Os marcadores RAPDs descritos nas Tabelas_1 e 2 podem ser utilizados para a
seleção precoce de híbridos, obtenção de 'fingerprints', estudos de diversidade
genética e construção de mapas genéticos. Os 'primers' que apresentaram quatro
(OPG13, OPM07, OPN14, OPN15 e OPP09), cinco (OPA08 e OPG17) e seis (OPA07)
bandas polimórficas apresentam grande aplicabilidade na seleção precoce de
híbridos entre tangerina-'Cravo' e laranja-'Pêra', pois permitem a seleção mais
eficiente da maior parte dos híbridos com apenas uma única reação de
amplificação, contornando as limitações relacionadas à natureza dominante dos
marcadores RAPDs. Uma vez que Simone et al. (1998) e Cristofani et al. (1999)
construíram mapas moleculares de espécies de citros, respectivamente, com 157 e
169 marcadores RAPDs e conseguiram localizar genes de interesse agronômico
nesses mapas, espera-se que os 201 marcadores selecionados possam ser
suficientes para a mesma finalidade.
CONCLUSÕES
1. A utilização de DNA de boa qualidade, extraído por método CTAB, e a
padronização das condições da PCR possibilitam a obtenção de reações de RAPD
com elevada reprodutibilidade, mesmo em diferentes termocicladores.

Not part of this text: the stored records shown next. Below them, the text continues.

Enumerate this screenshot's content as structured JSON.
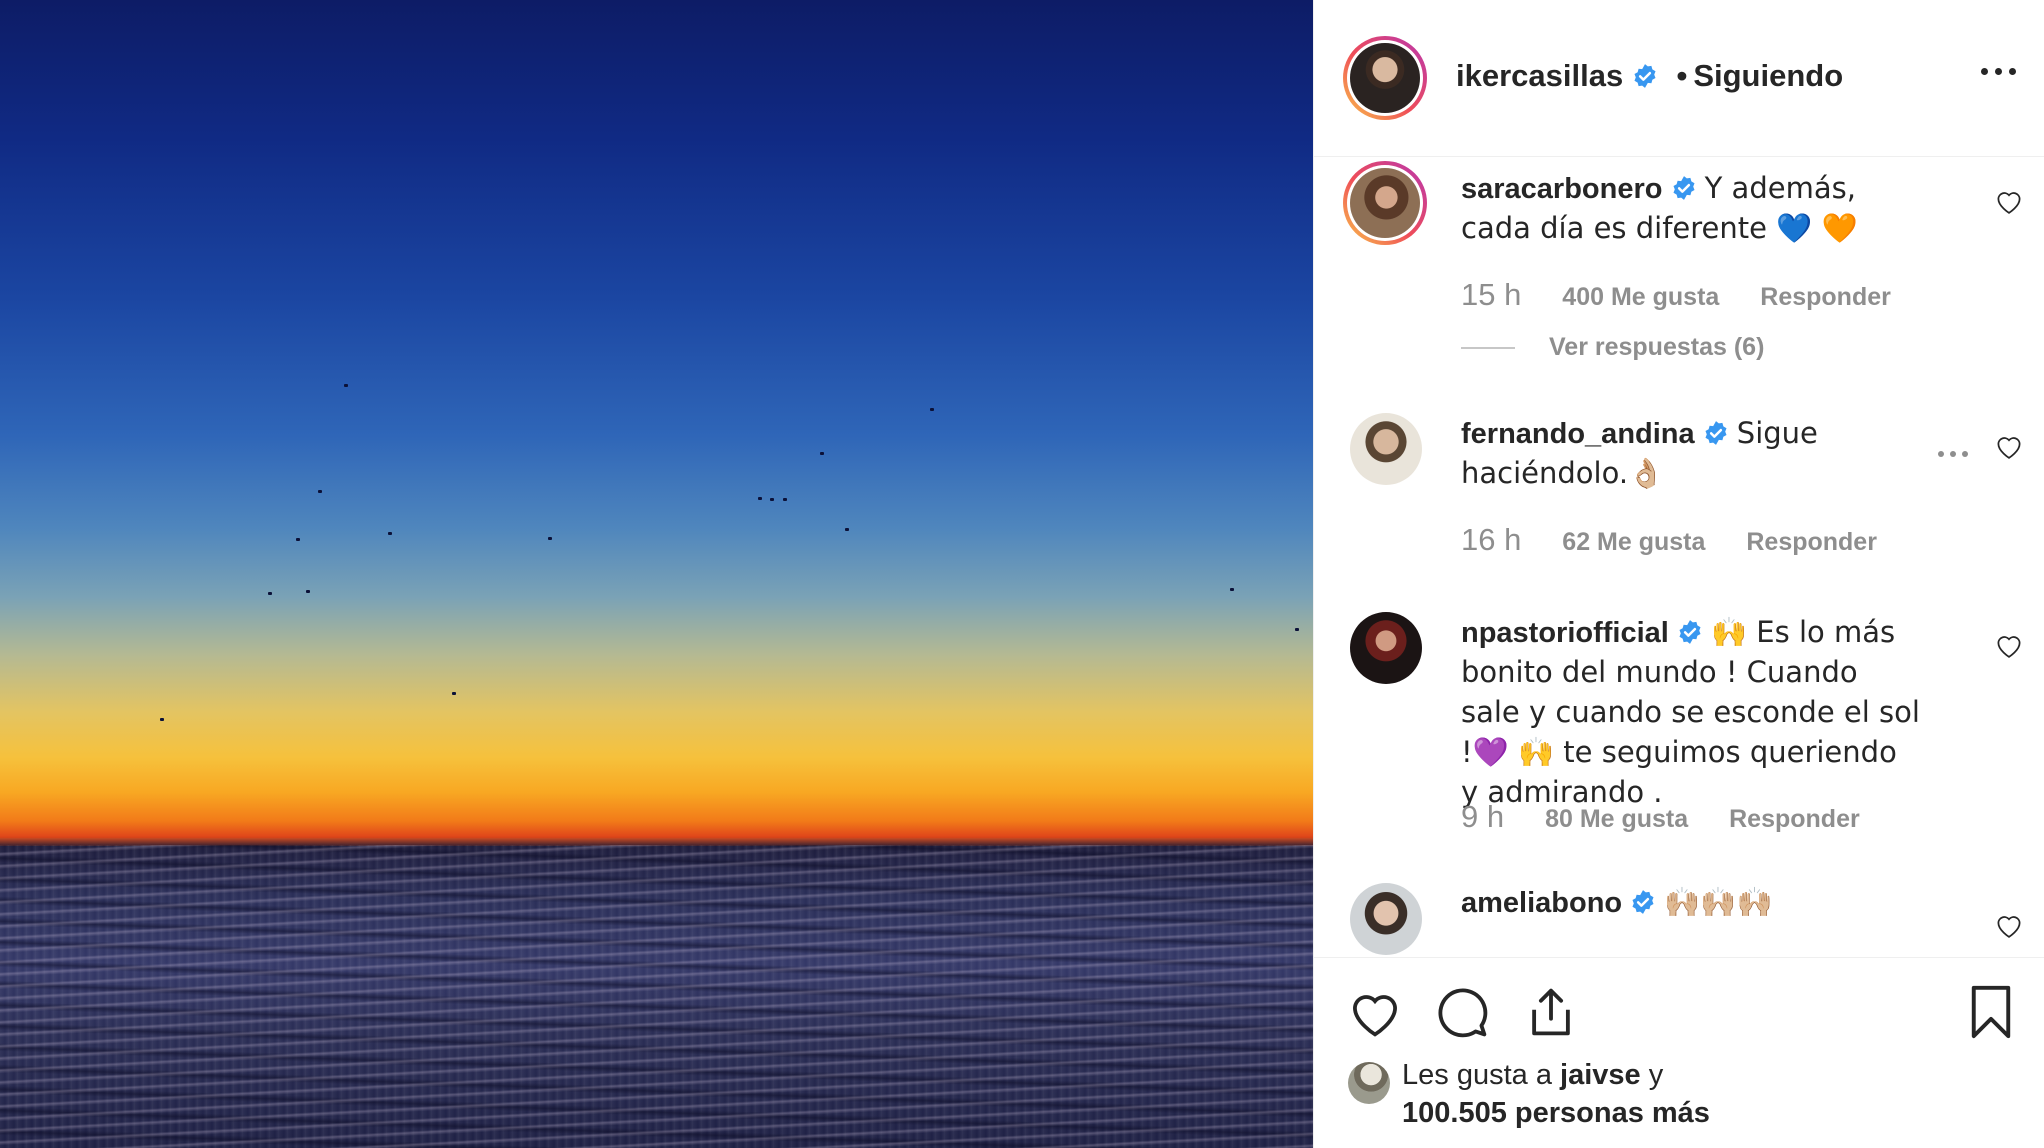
{
  "post": {
    "image_icon": "sunset-over-sea-photo"
  },
  "header": {
    "username": "ikercasillas",
    "separator": "•",
    "follow_state": "Siguiendo"
  },
  "comments": [
    {
      "username": "saracarbonero",
      "text": "Y además, cada día es diferente 💙 🧡",
      "time": "15 h",
      "likes": "400 Me gusta",
      "reply_label": "Responder",
      "view_replies": "Ver respuestas (6)"
    },
    {
      "username": "fernando_andina",
      "text": "Sigue haciéndolo.👌🏼",
      "time": "16 h",
      "likes": "62 Me gusta",
      "reply_label": "Responder"
    },
    {
      "username": "npastoriofficial",
      "text": "🙌  Es lo más bonito del mundo ! Cuando sale y cuando se esconde el sol !💜 🙌  te seguimos queriendo y admirando .",
      "time": "9 h",
      "likes": "80 Me gusta",
      "reply_label": "Responder"
    },
    {
      "username": "ameliabono",
      "text": "🙌🏼🙌🏼🙌🏼"
    }
  ],
  "footer": {
    "likes_prefix": "Les gusta a",
    "liker": "jaivse",
    "likes_connector": "y",
    "likes_count": "100.505 personas más"
  },
  "colors": {
    "verified": "#3897f0",
    "text": "#262626",
    "muted": "#8e8e8e",
    "story_ring_start": "#f9c54a",
    "story_ring_end": "#c23aa0"
  }
}
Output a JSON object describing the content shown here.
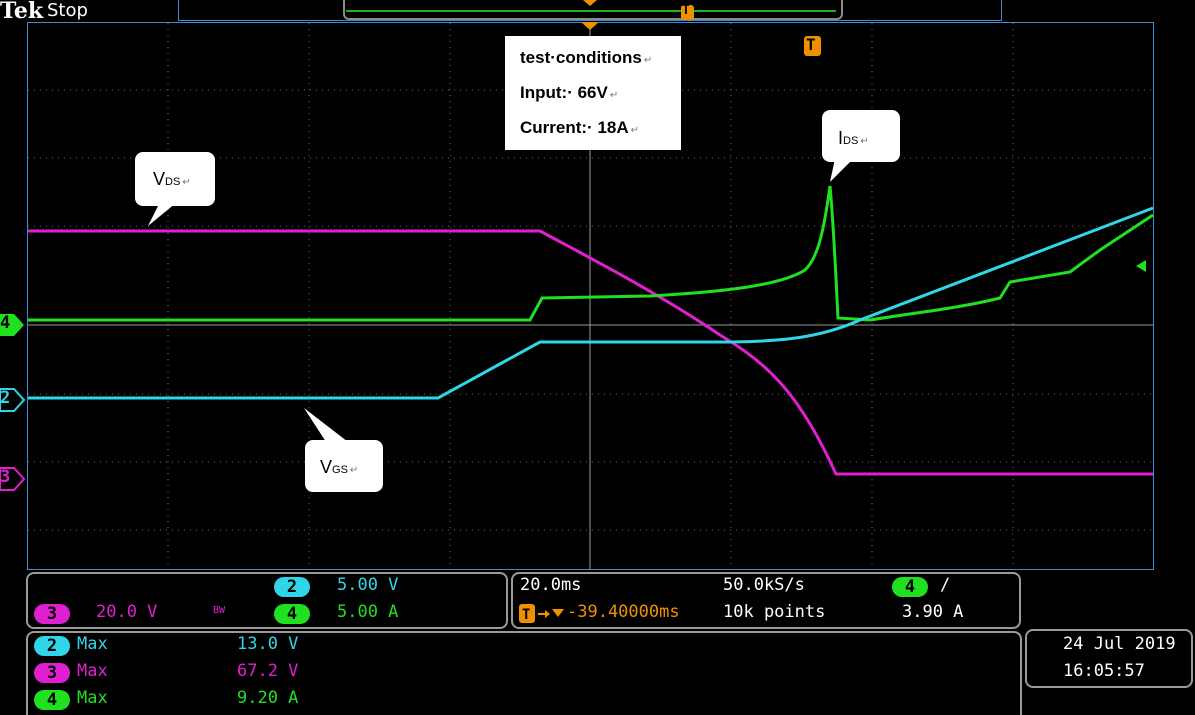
{
  "header": {
    "brand": "Tek",
    "run_state": "Stop"
  },
  "colors": {
    "ch2": "#2fd6e8",
    "ch3": "#e020d0",
    "ch4": "#20e020",
    "trigger": "#f09000",
    "frame": "#3c8fd6"
  },
  "annotations": {
    "test_title": "test·conditions",
    "input": "Input:· 66V",
    "current": "Current:· 18A",
    "return_mark": "↵",
    "vds_main": "V",
    "vds_sub": "DS",
    "vgs_main": "V",
    "vgs_sub": "GS",
    "ids_main": "I",
    "ids_sub": "DS"
  },
  "channel_markers": {
    "ch4": "4",
    "ch2": "2",
    "ch3": "3"
  },
  "scale_panel": {
    "ch2_num": "2",
    "ch2_scale": "5.00 V",
    "ch3_num": "3",
    "ch3_scale": "20.0 V",
    "bw": "BW",
    "ch4_num": "4",
    "ch4_scale": "5.00 A"
  },
  "timebase_panel": {
    "time_div": "20.0ms",
    "sample_rate": "50.0kS/s",
    "trig_ch": "4",
    "trig_slope": "∕",
    "position": "-39.40000ms",
    "record_length": "10k points",
    "trig_level": "3.90 A"
  },
  "measure_panel": {
    "rows": [
      {
        "ch": "2",
        "label": "Max",
        "value": "13.0 V"
      },
      {
        "ch": "3",
        "label": "Max",
        "value": "67.2 V"
      },
      {
        "ch": "4",
        "label": "Max",
        "value": "9.20 A"
      }
    ]
  },
  "datetime": {
    "date": "24 Jul  2019",
    "time": "16:05:57"
  },
  "trigger_marker": "T"
}
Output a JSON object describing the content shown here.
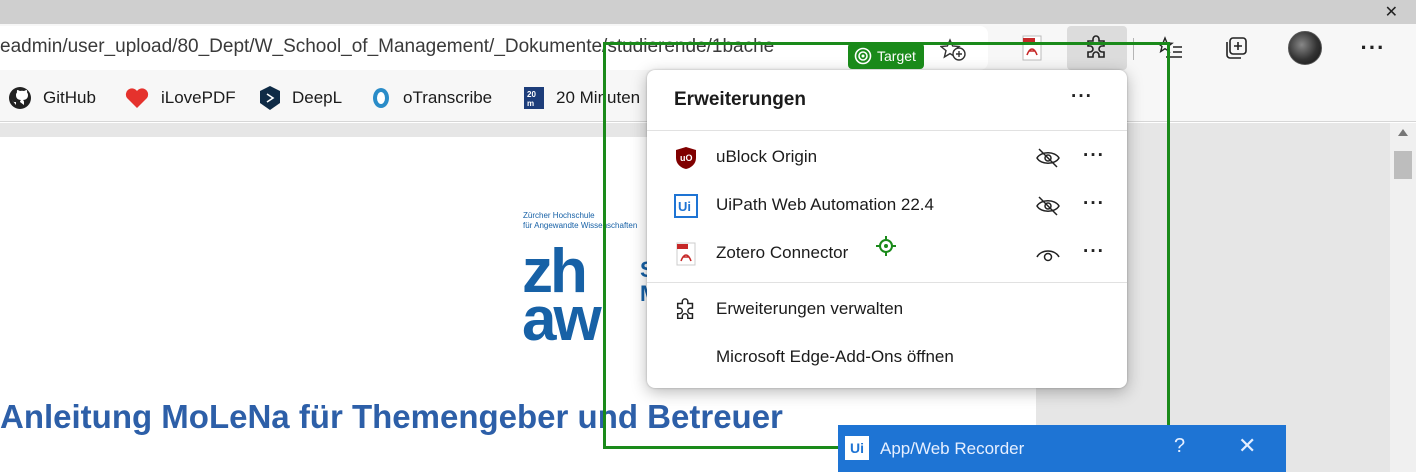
{
  "window": {
    "close_glyph": "✕"
  },
  "toolbar": {
    "url": "eadmin/user_upload/80_Dept/W_School_of_Management/_Dokumente/studierende/1bache",
    "icons": [
      "add-favorite-icon",
      "pdf-extension-icon",
      "extensions-icon",
      "favorites-icon",
      "collections-icon",
      "profile-avatar",
      "settings-more-icon"
    ],
    "more_glyph": "···"
  },
  "favorites": [
    {
      "label": "GitHub",
      "icon": "github-icon"
    },
    {
      "label": "iLovePDF",
      "icon": "ilovepdf-icon"
    },
    {
      "label": "DeepL",
      "icon": "deepl-icon"
    },
    {
      "label": "oTranscribe",
      "icon": "otranscribe-icon"
    },
    {
      "label": "20 Minuten",
      "icon": "20min-icon"
    }
  ],
  "document": {
    "institution_line1": "Zürcher Hochschule",
    "institution_line2": "für Angewandte Wissenschaften",
    "logo_line1": "zh",
    "logo_line2": "aw",
    "logo_side1": "S",
    "logo_side2": "M",
    "title": "Anleitung MoLeNa für Themengeber und Betreuer"
  },
  "extensions_popup": {
    "title": "Erweiterungen",
    "more_glyph": "···",
    "items": [
      {
        "label": "uBlock Origin",
        "icon": "ublock-icon",
        "visibility": "hidden"
      },
      {
        "label": "UiPath Web Automation 22.4",
        "icon": "uipath-icon",
        "visibility": "hidden"
      },
      {
        "label": "Zotero Connector",
        "icon": "zotero-icon",
        "visibility": "visible"
      }
    ],
    "manage_label": "Erweiterungen verwalten",
    "addons_label": "Microsoft Edge-Add-Ons öffnen"
  },
  "target": {
    "label": "Target",
    "color": "#1a8a1a"
  },
  "recorder": {
    "logo": "Ui",
    "title": "App/Web Recorder",
    "help": "?",
    "close": "✕",
    "color": "#1e74d4"
  }
}
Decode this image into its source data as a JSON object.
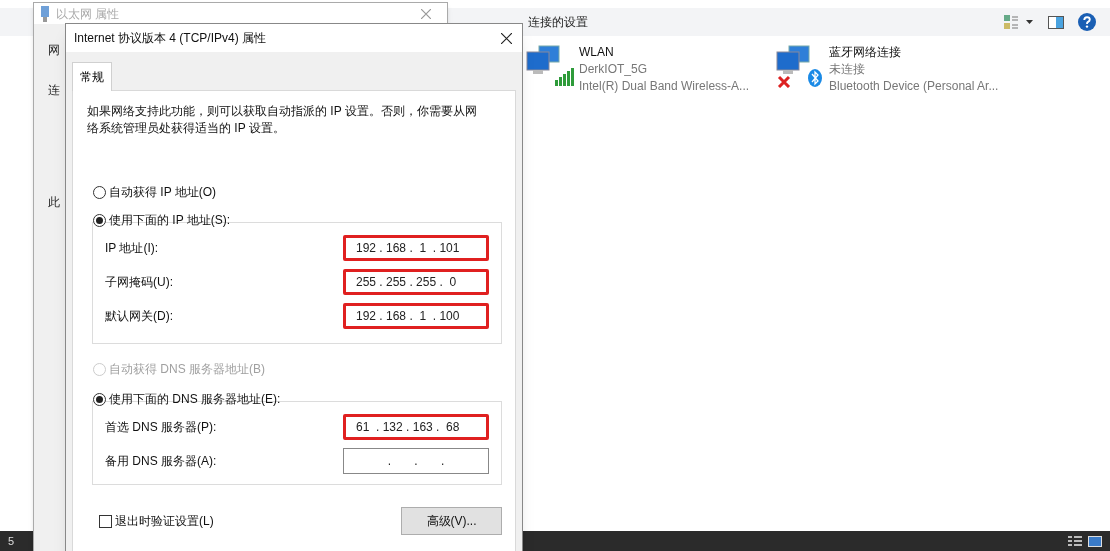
{
  "explorer": {
    "toolbar_text": "连接的设置",
    "connections": [
      {
        "name": "WLAN",
        "status": "DerkIOT_5G",
        "device": "Intel(R) Dual Band Wireless-A...",
        "kind": "wifi",
        "connected": true
      },
      {
        "name": "蓝牙网络连接",
        "status": "未连接",
        "device": "Bluetooth Device (Personal Ar...",
        "kind": "bluetooth",
        "connected": false
      }
    ],
    "status_bar": {
      "item_count": "5"
    }
  },
  "back_dialog": {
    "title": "以太网 属性",
    "tab": "网",
    "labels": [
      "连",
      "此"
    ]
  },
  "dialog": {
    "title": "Internet 协议版本 4 (TCP/IPv4) 属性",
    "tabs": [
      {
        "label": "常规",
        "selected": true
      }
    ],
    "description": "如果网络支持此功能，则可以获取自动指派的 IP 设置。否则，你需要从网络系统管理员处获得适当的 IP 设置。",
    "ip_options": [
      {
        "label": "自动获得 IP 地址(O)",
        "selected": false,
        "disabled": false
      },
      {
        "label": "使用下面的 IP 地址(S):",
        "selected": true,
        "disabled": false
      }
    ],
    "ip_fields": [
      {
        "label": "IP 地址(I):",
        "value": "192 . 168 .  1  . 101",
        "highlighted": true
      },
      {
        "label": "子网掩码(U):",
        "value": "255 . 255 . 255 .  0",
        "highlighted": true
      },
      {
        "label": "默认网关(D):",
        "value": "192 . 168 .  1  . 100",
        "highlighted": true
      }
    ],
    "dns_options": [
      {
        "label": "自动获得 DNS 服务器地址(B)",
        "selected": false,
        "disabled": true
      },
      {
        "label": "使用下面的 DNS 服务器地址(E):",
        "selected": true,
        "disabled": false
      }
    ],
    "dns_fields": [
      {
        "label": "首选 DNS 服务器(P):",
        "value": "61  . 132 . 163 .  68",
        "highlighted": true
      },
      {
        "label": "备用 DNS 服务器(A):",
        "value": ".       .       .",
        "highlighted": false
      }
    ],
    "validate": {
      "label": "退出时验证设置(L)",
      "checked": false
    },
    "advanced_button": "高级(V)..."
  }
}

2. Marcadores RAPDs consistentes foram obtidos entre os parentais tangerina-
'Cravo' e laranja-'Pêra' utilizando diferentes 'primers', que estão sendo
utilizados para a seleção precoce de híbridos zigóticos, estudos de diversidade
genética e construção de mapas genéticos de ligação.
3. Os 'primers' que amplificam um maior número de marcadores RAPDs são os menos
freqüentes; existem 'primers' que amplificam até seis bandas polimórficas entre
os parentais tangerina-'Cravo' e laranja-'Pêra'.
4. Nas reações de amplificação do DNA de tangerina- 'Cravo' e laranja - 'Pêra',
a proporção de bandas polimórficas em relação às monomórficas é de,
aproximadamente, 1:4 para os 'primers' selecionados.